Secondary hemophagocytic syndrome in adults: a case series of 18 patients in a single institution and a review of literature
2010; Wiley; Volume: 29; Issue: 2 Linguagem: Inglês
10.1002/hon.960
ISSN1099-1069
AutoresMunira Shabbir, John T. Lucas, John Lazarchick, Keisuke Shirai,
Tópico(s)Parvovirus B19 Infection Studies
ResumoAbstract Hemophagocytic lymphohistiocytosis (HLH) is rare in adults and is usually fatal without treatment. We present a consecutive series of 18 adults with HLH diagnosed at our institution between 2004 and 2009. All diagnoses were confirmed by pathology. The median age at diagnosis was 56 years (range: 18–73 years), with a male: female ratio of 2:1. Patients uniformly presented with fever. Fifty‐five per cent of the patients presented with evidence of hepatomegaly or splenomegaly. All of the patients had at least a bi‐ or trilineage cytopenia.
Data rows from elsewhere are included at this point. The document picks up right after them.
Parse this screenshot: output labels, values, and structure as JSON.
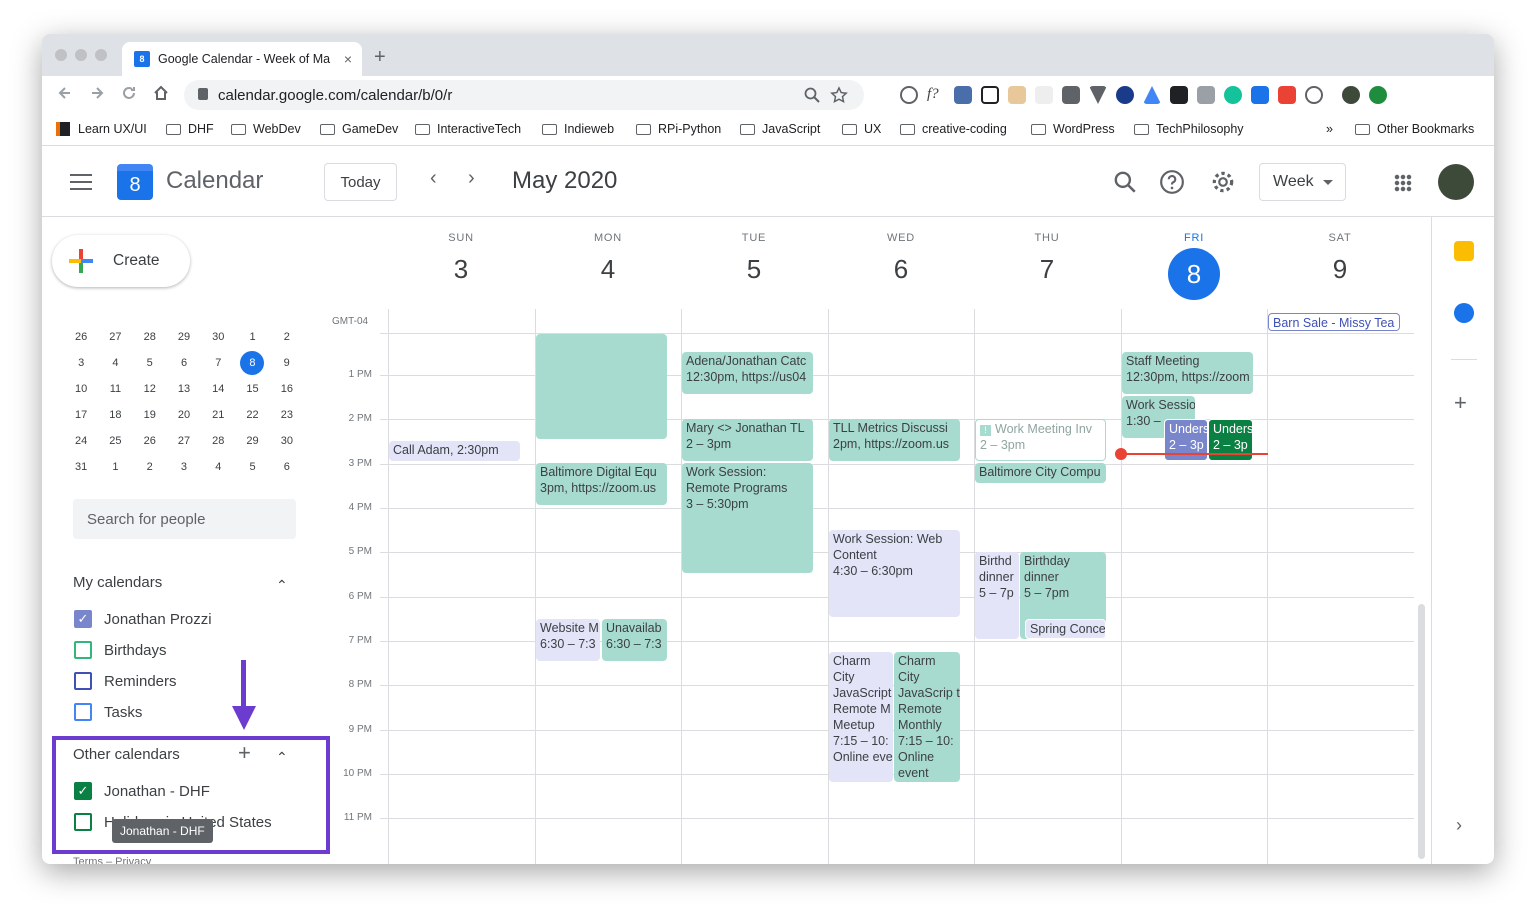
{
  "browser": {
    "tab_title": "Google Calendar - Week of Ma",
    "tab_favicon": "8",
    "close_glyph": "×",
    "newtab_glyph": "+",
    "url": "calendar.google.com/calendar/b/0/r",
    "bookmarks": [
      "Learn UX/UI",
      "DHF",
      "WebDev",
      "GameDev",
      "InteractiveTech",
      "Indieweb",
      "RPi-Python",
      "JavaScript",
      "UX",
      "creative-coding",
      "WordPress",
      "TechPhilosophy"
    ],
    "more_glyph": "»",
    "other_bookmarks": "Other Bookmarks",
    "extension_f": "f?"
  },
  "header": {
    "logo_digit": "8",
    "app_title": "Calendar",
    "today_label": "Today",
    "prev_glyph": "‹",
    "next_glyph": "›",
    "month_label": "May 2020",
    "view_label": "Week"
  },
  "sidebar": {
    "create_label": "Create",
    "mini_calendar": [
      [
        "26",
        "27",
        "28",
        "29",
        "30",
        "1",
        "2"
      ],
      [
        "3",
        "4",
        "5",
        "6",
        "7",
        "8",
        "9"
      ],
      [
        "10",
        "11",
        "12",
        "13",
        "14",
        "15",
        "16"
      ],
      [
        "17",
        "18",
        "19",
        "20",
        "21",
        "22",
        "23"
      ],
      [
        "24",
        "25",
        "26",
        "27",
        "28",
        "29",
        "30"
      ],
      [
        "31",
        "1",
        "2",
        "3",
        "4",
        "5",
        "6"
      ]
    ],
    "search_placeholder": "Search for people",
    "my_calendars_title": "My calendars",
    "my_calendars": [
      {
        "label": "Jonathan Prozzi",
        "checked": true,
        "color": "#7986cb"
      },
      {
        "label": "Birthdays",
        "checked": false,
        "color": "#33b679"
      },
      {
        "label": "Reminders",
        "checked": false,
        "color": "#3f51b5"
      },
      {
        "label": "Tasks",
        "checked": false,
        "color": "#4285f4"
      }
    ],
    "other_calendars_title": "Other calendars",
    "other_calendars": [
      {
        "label": "Jonathan - DHF",
        "checked": true,
        "color": "#0b8043"
      },
      {
        "label": "Holidays in United States",
        "checked": false,
        "color": "#0b8043"
      }
    ],
    "tooltip": "Jonathan - DHF",
    "terms": "Terms – Privacy",
    "add_glyph": "+",
    "caret_glyph": "⌃",
    "check_glyph": "✓"
  },
  "week": {
    "days": [
      {
        "name": "SUN",
        "date": "3"
      },
      {
        "name": "MON",
        "date": "4"
      },
      {
        "name": "TUE",
        "date": "5"
      },
      {
        "name": "WED",
        "date": "6"
      },
      {
        "name": "THU",
        "date": "7"
      },
      {
        "name": "FRI",
        "date": "8"
      },
      {
        "name": "SAT",
        "date": "9"
      }
    ],
    "timezone": "GMT-04",
    "hours": [
      "1 PM",
      "2 PM",
      "3 PM",
      "4 PM",
      "5 PM",
      "6 PM",
      "7 PM",
      "8 PM",
      "9 PM",
      "10 PM",
      "11 PM"
    ]
  },
  "events": {
    "barn_sale": "Barn Sale - Missy Tea",
    "call_adam": "Call Adam,",
    "call_adam_time": "2:30pm",
    "adena_title": "Adena/Jonathan Catc",
    "adena_time": "12:30pm, https://us04",
    "mary_title": "Mary <> Jonathan TL",
    "mary_time": "2 – 3pm",
    "work_remote_title": "Work Session: Remote Programs",
    "work_remote_time": "3 – 5:30pm",
    "baltimore_digital_title": "Baltimore Digital Equ",
    "baltimore_digital_time": "3pm, https://zoom.us",
    "website_title": "Website M",
    "website_time": "6:30 – 7:3",
    "unavailable_title": "Unavailab",
    "unavailable_time": "6:30 – 7:3",
    "tll_title": "TLL Metrics Discussi",
    "tll_time": "2pm, https://zoom.us",
    "web_content_title": "Work Session: Web Content",
    "web_content_time": "4:30 – 6:30pm",
    "charm1_title": "Charm City JavaScript Remote M Meetup",
    "charm1_time": "7:15 – 10:",
    "charm1_note": "Online eve",
    "charm2_title": "Charm City JavaScrip t Remote Monthly",
    "charm2_time": "7:15 – 10:",
    "charm2_note": "Online event",
    "work_meeting_title": "Work Meeting Inv",
    "work_meeting_time": "2 – 3pm",
    "alert_glyph": "!",
    "baltimore_city_title": "Baltimore City Compu",
    "birthday1_title": "Birthd dinner",
    "birthday1_time": "5 – 7p",
    "birthday2_title": "Birthday dinner",
    "birthday2_time": "5 – 7pm",
    "spring_title": "Spring Conce",
    "staff_title": "Staff Meeting",
    "staff_time": "12:30pm, https://zoom",
    "work_session_fri_title": "Work Sessio",
    "work_session_fri_time": "1:30 –",
    "under1_title": "Unders",
    "under1_time": "2 – 3p",
    "under2_title": "Unders",
    "under2_time": "2 – 3p"
  },
  "colors": {
    "accent": "#1a73e8",
    "event_teal": "#a8dbd0",
    "now_line": "#ea4335",
    "highlight_box": "#6c3bcf"
  }
}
Elevated liver enzymes, hyperferritinemia, hypertriglyceridemia and hyperfibrinogenemia were seen in 50, 100, 40 and 50% of patients, respectively. The presumed causes were as follows; haematological malignancies ( n = 4), post‐autologous stem cell transplant ( n = 2), infection ( n = 2), rheumatologic illness ( n = 2), sickle cell disease ( n = 1), post‐orthotopic liver transplant ( n = 1) and idiopathic ( n = 3). The median time from suspicion to diagnosis was 5 days (1–27 days). Corticosteroids and/or cyclosporine were the most frequently used treatment regimen. Other agents used were etoposide, IVIG, cyclophosphamide and chemotherapy. The mortality rate was 72%, with multi‐system organ failure being the most common cause of death. Median survival time from diagnosis was 35 days. Six patients are alive to date. In a univariate analysis, the presence of fever was the only factor that was statistically significant for predicting a poor prognosis (early mortality) ( p = 0.05). In conclusion, a high index of suspicion is the critical factor for early diagnosis. Early treatment with immunosuppressant is warranted, and a thorough diagnostic evaluation to identify the underlying cause should be undertaken. Copyright © 2010 John Wiley & Sons, Ltd.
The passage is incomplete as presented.